Wisconsin defensive tackle Wendell Bryant met Penn State quarterback Matt Senneca last month at Big Ten media day in Chicago.
Bryant reintroduced himself Saturday at State College, Pa., sacking Senneca three times--he also contributed to another sack of Senneca and sacked Zack Mills once--and recovered a fumble as the Badgers defeated Penn State, 18-6, in the conference opener for both teams.
"Wendell kept coming up with big plays, harassing the quarterbacks and putting them in negative situations," Wisconsin Coach Barry Alvarez said. "He really took this game over."
With the loss, Penn State's Joe Paterno remains second behind Paul "Bear" Bryant on the major college victory list at 322.
"The only thing I feel like doing right now is punching a wall. I'm angry," Paterno said.

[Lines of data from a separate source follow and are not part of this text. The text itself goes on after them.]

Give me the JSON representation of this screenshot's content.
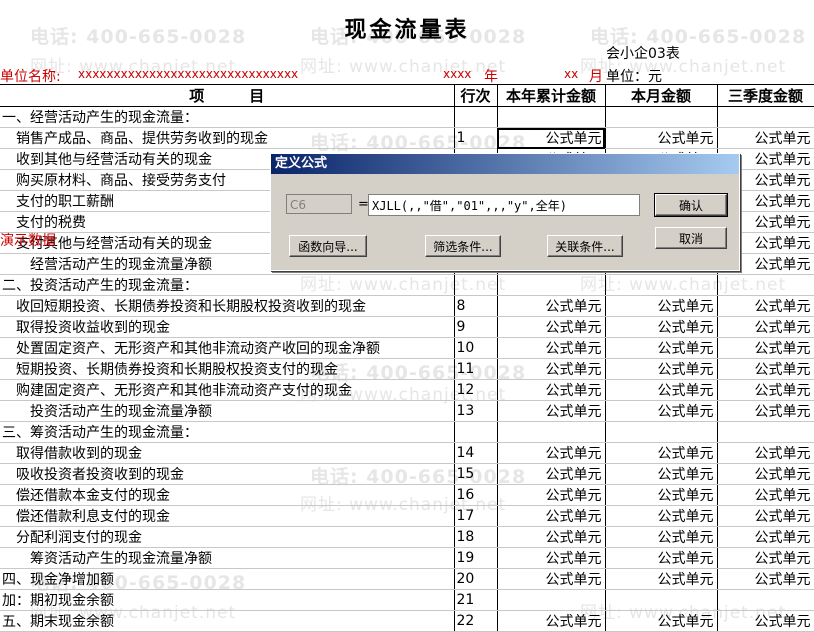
{
  "title": "现金流量表",
  "form_code": "会小企03表",
  "unit_name_label": "单位名称:",
  "unit_name_value": "xxxxxxxxxxxxxxxxxxxxxxxxxxxxxxx",
  "year_value": "xxxx",
  "year_label": "年",
  "month_value": "xx",
  "month_label": "月",
  "currency_unit": "单位：元",
  "demo_label": "演示数据",
  "headers": {
    "item": "项　　　目",
    "row": "行次",
    "ytd": "本年累计金额",
    "month": "本月金额",
    "q3": "三季度金额"
  },
  "rows": [
    {
      "item": "一、经营活动产生的现金流量：",
      "row": "",
      "ytd": "",
      "month": "",
      "q3": ""
    },
    {
      "item": "　销售产成品、商品、提供劳务收到的现金",
      "row": "1",
      "ytd": "公式单元",
      "month": "公式单元",
      "q3": "公式单元"
    },
    {
      "item": "　收到其他与经营活动有关的现金",
      "row": "",
      "ytd": "公式单元",
      "month": "公式单元",
      "q3": "公式单元"
    },
    {
      "item": "　购买原材料、商品、接受劳务支付",
      "row": "",
      "ytd": "",
      "month": "",
      "q3": "公式单元"
    },
    {
      "item": "　支付的职工薪酬",
      "row": "",
      "ytd": "",
      "month": "",
      "q3": "公式单元"
    },
    {
      "item": "　支付的税费",
      "row": "",
      "ytd": "",
      "month": "",
      "q3": "公式单元"
    },
    {
      "item": "　支付其他与经营活动有关的现金",
      "row": "",
      "ytd": "",
      "month": "",
      "q3": "公式单元"
    },
    {
      "item": "　　经营活动产生的现金流量净额",
      "row": "",
      "ytd": "",
      "month": "",
      "q3": "公式单元"
    },
    {
      "item": "二、投资活动产生的现金流量：",
      "row": "",
      "ytd": "",
      "month": "",
      "q3": ""
    },
    {
      "item": "　收回短期投资、长期债券投资和长期股权投资收到的现金",
      "row": "8",
      "ytd": "公式单元",
      "month": "公式单元",
      "q3": "公式单元"
    },
    {
      "item": "　取得投资收益收到的现金",
      "row": "9",
      "ytd": "公式单元",
      "month": "公式单元",
      "q3": "公式单元"
    },
    {
      "item": "　处置固定资产、无形资产和其他非流动资产收回的现金净额",
      "row": "10",
      "ytd": "公式单元",
      "month": "公式单元",
      "q3": "公式单元"
    },
    {
      "item": "　短期投资、长期债券投资和长期股权投资支付的现金",
      "row": "11",
      "ytd": "公式单元",
      "month": "公式单元",
      "q3": "公式单元"
    },
    {
      "item": "　购建固定资产、无形资产和其他非流动资产支付的现金",
      "row": "12",
      "ytd": "公式单元",
      "month": "公式单元",
      "q3": "公式单元"
    },
    {
      "item": "　　投资活动产生的现金流量净额",
      "row": "13",
      "ytd": "公式单元",
      "month": "公式单元",
      "q3": "公式单元"
    },
    {
      "item": "三、筹资活动产生的现金流量：",
      "row": "",
      "ytd": "",
      "month": "",
      "q3": ""
    },
    {
      "item": "　取得借款收到的现金",
      "row": "14",
      "ytd": "公式单元",
      "month": "公式单元",
      "q3": "公式单元"
    },
    {
      "item": "　吸收投资者投资收到的现金",
      "row": "15",
      "ytd": "公式单元",
      "month": "公式单元",
      "q3": "公式单元"
    },
    {
      "item": "　偿还借款本金支付的现金",
      "row": "16",
      "ytd": "公式单元",
      "month": "公式单元",
      "q3": "公式单元"
    },
    {
      "item": "　偿还借款利息支付的现金",
      "row": "17",
      "ytd": "公式单元",
      "month": "公式单元",
      "q3": "公式单元"
    },
    {
      "item": "　分配利润支付的现金",
      "row": "18",
      "ytd": "公式单元",
      "month": "公式单元",
      "q3": "公式单元"
    },
    {
      "item": "　　筹资活动产生的现金流量净额",
      "row": "19",
      "ytd": "公式单元",
      "month": "公式单元",
      "q3": "公式单元"
    },
    {
      "item": "四、现金净增加额",
      "row": "20",
      "ytd": "公式单元",
      "month": "公式单元",
      "q3": "公式单元"
    },
    {
      "item": "加：期初现金余额",
      "row": "21",
      "ytd": "",
      "month": "",
      "q3": ""
    },
    {
      "item": "五、期末现金余额",
      "row": "22",
      "ytd": "公式单元",
      "month": "公式单元",
      "q3": "公式单元"
    }
  ],
  "watermark": {
    "phone": "电话: 400-665-0028",
    "site": "网址: www.chanjet.net"
  },
  "dialog": {
    "title": "定义公式",
    "cell_ref": "C6",
    "equals": "=",
    "formula": "XJLL(,,\"借\",\"01\",,,\"y\",全年)",
    "ok_label": "确认",
    "cancel_label": "取消",
    "func_wizard_label": "函数向导...",
    "filter_label": "筛选条件...",
    "relation_label": "关联条件..."
  }
}
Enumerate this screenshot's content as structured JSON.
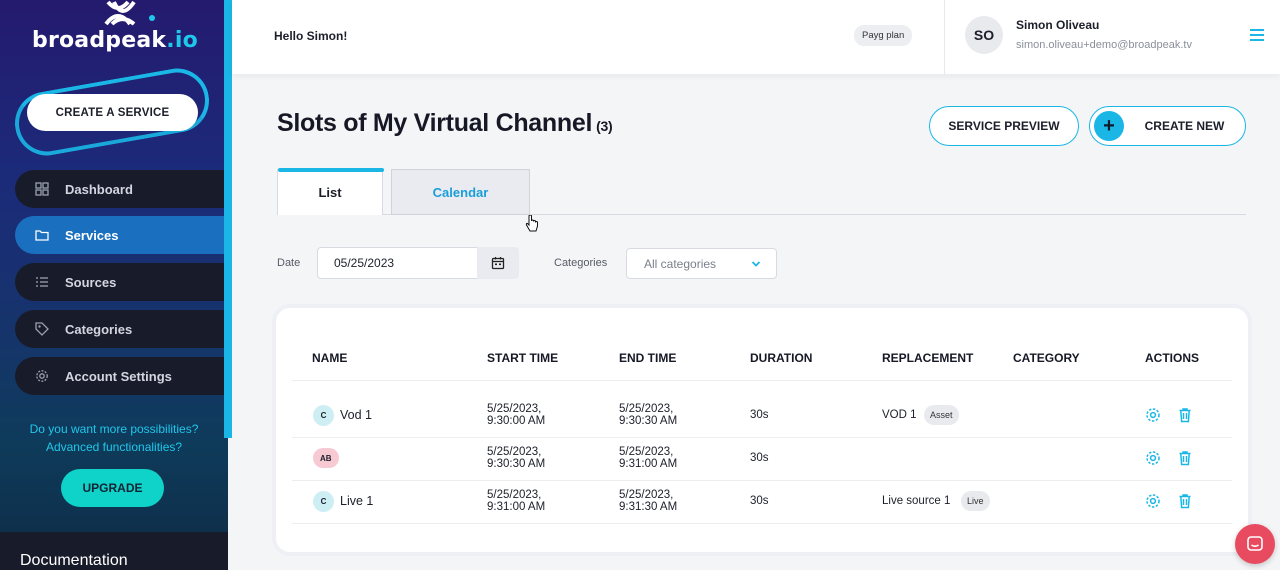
{
  "brand": {
    "name": "broadpeak",
    "tld": ".io"
  },
  "sidebar": {
    "create_label": "CREATE A SERVICE",
    "items": [
      {
        "label": "Dashboard",
        "icon": "grid-icon"
      },
      {
        "label": "Services",
        "icon": "folder-icon"
      },
      {
        "label": "Sources",
        "icon": "list-icon"
      },
      {
        "label": "Categories",
        "icon": "tag-icon"
      },
      {
        "label": "Account Settings",
        "icon": "gear-icon"
      }
    ],
    "promo_line1": "Do you want more possibilities?",
    "promo_line2": "Advanced functionalities?",
    "upgrade_label": "UPGRADE",
    "documentation_label": "Documentation"
  },
  "header": {
    "greeting": "Hello Simon!",
    "plan": "Payg plan",
    "user": {
      "initials": "SO",
      "name": "Simon Oliveau",
      "email": "simon.oliveau+demo@broadpeak.tv"
    }
  },
  "main": {
    "title": "Slots of My Virtual Channel",
    "count": "(3)",
    "preview_label": "SERVICE PREVIEW",
    "create_new_label": "CREATE NEW",
    "tabs": [
      {
        "label": "List"
      },
      {
        "label": "Calendar"
      }
    ],
    "filters": {
      "date_label": "Date",
      "date_value": "05/25/2023",
      "categories_label": "Categories",
      "categories_value": "All categories"
    },
    "table": {
      "headers": [
        "NAME",
        "START TIME",
        "END TIME",
        "DURATION",
        "REPLACEMENT",
        "CATEGORY",
        "ACTIONS"
      ],
      "rows": [
        {
          "badge": "C",
          "name": "Vod 1",
          "start_date": "5/25/2023,",
          "start_time": "9:30:00 AM",
          "end_date": "5/25/2023,",
          "end_time": "9:30:30 AM",
          "duration": "30s",
          "replacement": "VOD 1",
          "replacement_type": "Asset"
        },
        {
          "badge": "AB",
          "name": "",
          "start_date": "5/25/2023,",
          "start_time": "9:30:30 AM",
          "end_date": "5/25/2023,",
          "end_time": "9:31:00 AM",
          "duration": "30s",
          "replacement": "",
          "replacement_type": ""
        },
        {
          "badge": "C",
          "name": "Live 1",
          "start_date": "5/25/2023,",
          "start_time": "9:31:00 AM",
          "end_date": "5/25/2023,",
          "end_time": "9:31:30 AM",
          "duration": "30s",
          "replacement": "Live source 1",
          "replacement_type": "Live"
        }
      ]
    }
  },
  "colors": {
    "accent": "#1ab7e6",
    "sidebar_active": "#1a70bf",
    "upgrade": "#0fd3c8",
    "chat": "#e84a5f"
  }
}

Wendell Bryant was almost a permanent fixture in the Penn State backfield, with all five of his first-half tackles coming behind the line of scrimmage. He finished with seven tackles and his sacks set Penn State (0-2) back 32 yards.
Wisconsin (2-2) dominated the line of scrimmage, giving up 23 rushing yards, one in the first half.

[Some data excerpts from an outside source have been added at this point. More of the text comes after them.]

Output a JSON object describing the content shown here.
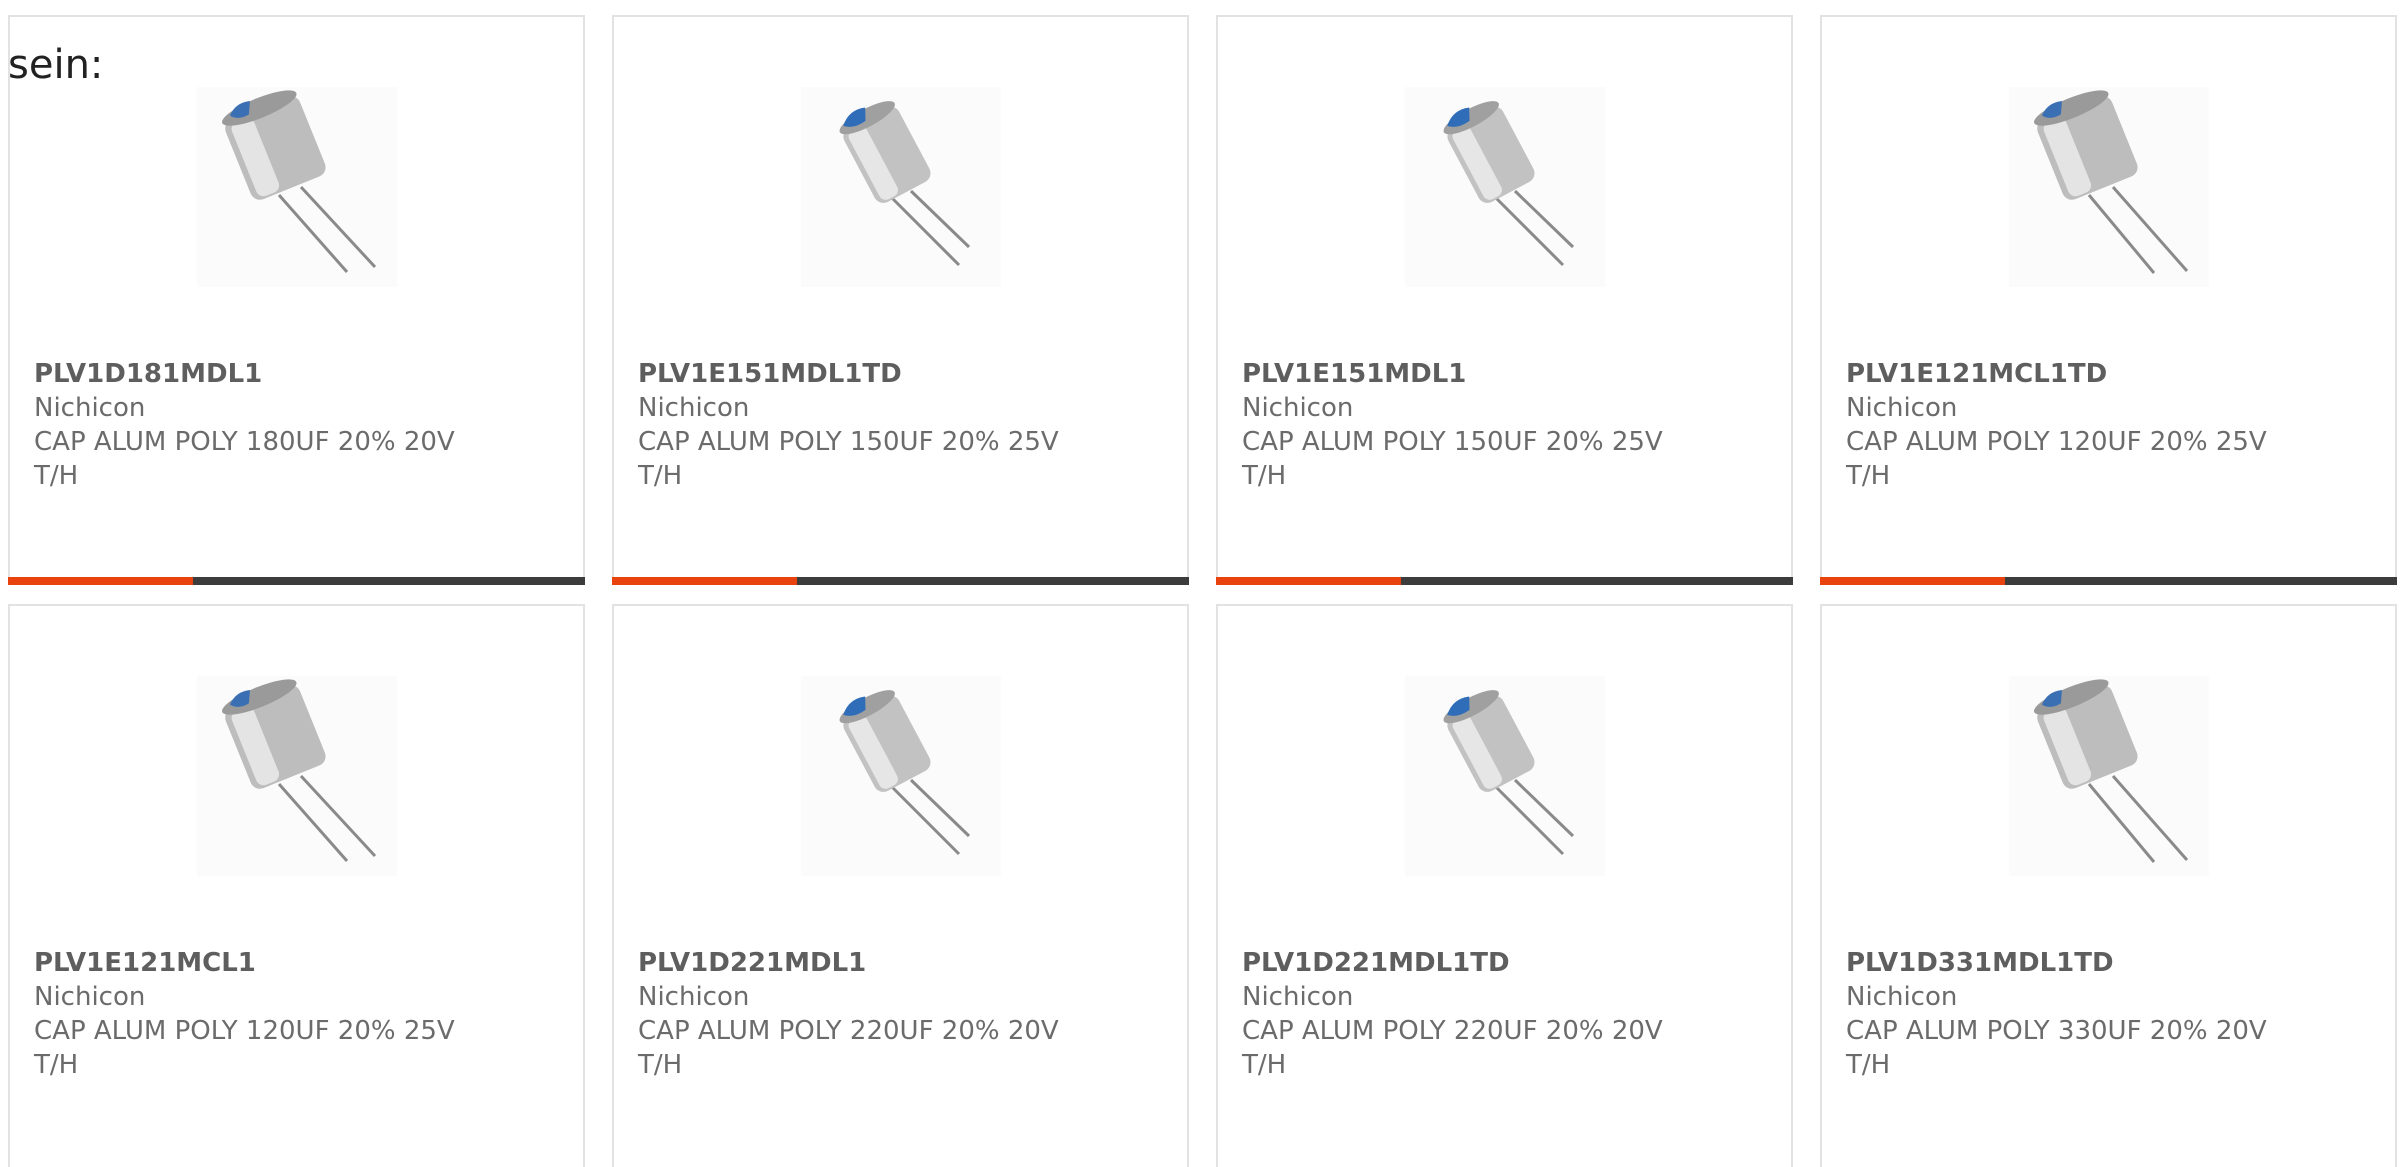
{
  "lead_text": "sein:",
  "colors": {
    "accent": "#e8430f",
    "track": "#3c3c3c",
    "border": "#e2e2e2",
    "text": "#6b6b6b"
  },
  "cards": [
    {
      "part_number": "PLV1D181MDL1",
      "manufacturer": "Nichicon",
      "description": "CAP ALUM POLY 180UF 20% 20V",
      "mount": "T/H",
      "progress": 0.32
    },
    {
      "part_number": "PLV1E151MDL1TD",
      "manufacturer": "Nichicon",
      "description": "CAP ALUM POLY 150UF 20% 25V",
      "mount": "T/H",
      "progress": 0.32
    },
    {
      "part_number": "PLV1E151MDL1",
      "manufacturer": "Nichicon",
      "description": "CAP ALUM POLY 150UF 20% 25V",
      "mount": "T/H",
      "progress": 0.32
    },
    {
      "part_number": "PLV1E121MCL1TD",
      "manufacturer": "Nichicon",
      "description": "CAP ALUM POLY 120UF 20% 25V",
      "mount": "T/H",
      "progress": 0.32
    },
    {
      "part_number": "PLV1E121MCL1",
      "manufacturer": "Nichicon",
      "description": "CAP ALUM POLY 120UF 20% 25V",
      "mount": "T/H"
    },
    {
      "part_number": "PLV1D221MDL1",
      "manufacturer": "Nichicon",
      "description": "CAP ALUM POLY 220UF 20% 20V",
      "mount": "T/H"
    },
    {
      "part_number": "PLV1D221MDL1TD",
      "manufacturer": "Nichicon",
      "description": "CAP ALUM POLY 220UF 20% 20V",
      "mount": "T/H"
    },
    {
      "part_number": "PLV1D331MDL1TD",
      "manufacturer": "Nichicon",
      "description": "CAP ALUM POLY 330UF 20% 20V",
      "mount": "T/H"
    }
  ]
}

Wisconsin also controlled the line on offense, with Anthony Davis rushing for 200 yards in 37 carries. Davis didn't score but was nearly unstoppable, beating defenders to the corner, shooting through holes in the line and powering over defenders. In four games, Davis has rushed for 614 yards.
The Badgers converted 10 of 17 third downs, but failed three times to convert on fourth down. Wisconsin did not punt and controlled the ball more than 41 minutes.
"The less you're on the field, the fresher you are," Bryant said. "You always can see that in a defense, when they're tired."
Penn State (0-2) hasn't scored in the first half this season. The Nittany Lions were outscored, 30-0, in the first half in their opener against Miami.
No. 16 Northwestern 44, Duke 7--Damien Anderson rushed for 189 yards and tied a school record with four touchdowns as the Wildcats (2-0) won at Durham, N.C.
Northwestern scored on four of six first-half drives and had 332 total yards in building a 20-7 lead.
Duke (0-3) lost its 15th in a row, extending the nation's longest losing streak and tying a school record set in 1995-97.
Northwestern finished with 638 total yards.
Illinois 34, No. 25 Louisville 10--Cornerback Christian Morton intercepted two passes, returning the first 33 yards for a score, in the Illini's victory at Champaign, Ill.
Illinois (3-0) forced Louisville (3-1) into five turnovers, repeatedly pressuring Dave Ragone into making poor throws. The quarterback was sacked three times and completed 22 of 39 passes for 309 yards with one touchdown and three interceptions.
The Illini outgained Louisville, 504-338, with 203 yards coming on the ground for the team's best rushing performance this season.
Purdue 33, Akron 14--Brandon Hance threw touchdown passes to John Standeford and Joey Harris had a 58-yard scoring run as the Boilermakers (2-0) won at West Lafayette, Ind.
Hance was 21 of 37 for 252 yards with two interceptions.
The Zips (1-2) had 115 yards of total offense in the first quarter, but Purdue's defense contained them after that. The Zips had only 37 yards in the third quarter.
Utah 28, Indiana 26-Lance Rice threw two fourth-quarter touchdown passes, rallying the Utes (2-1) to victory at Bloomington, Ind., before the Hoosiers' smallest home crowd since 1995.
Indiana (0-2), playing before only 26,591, got within 28-26 on Antwaan Randle El's 13-yard touchdown pass to Glenn Johnson with 3:35 remaining. It appeared the Hoosiers had tied the score when Randle El completed a conversion pass to Levron Williams, but the Hoosiers were called for illegal procedure. On the next play, Randle El scrambled, but was pushed out of bounds near the one-yard line.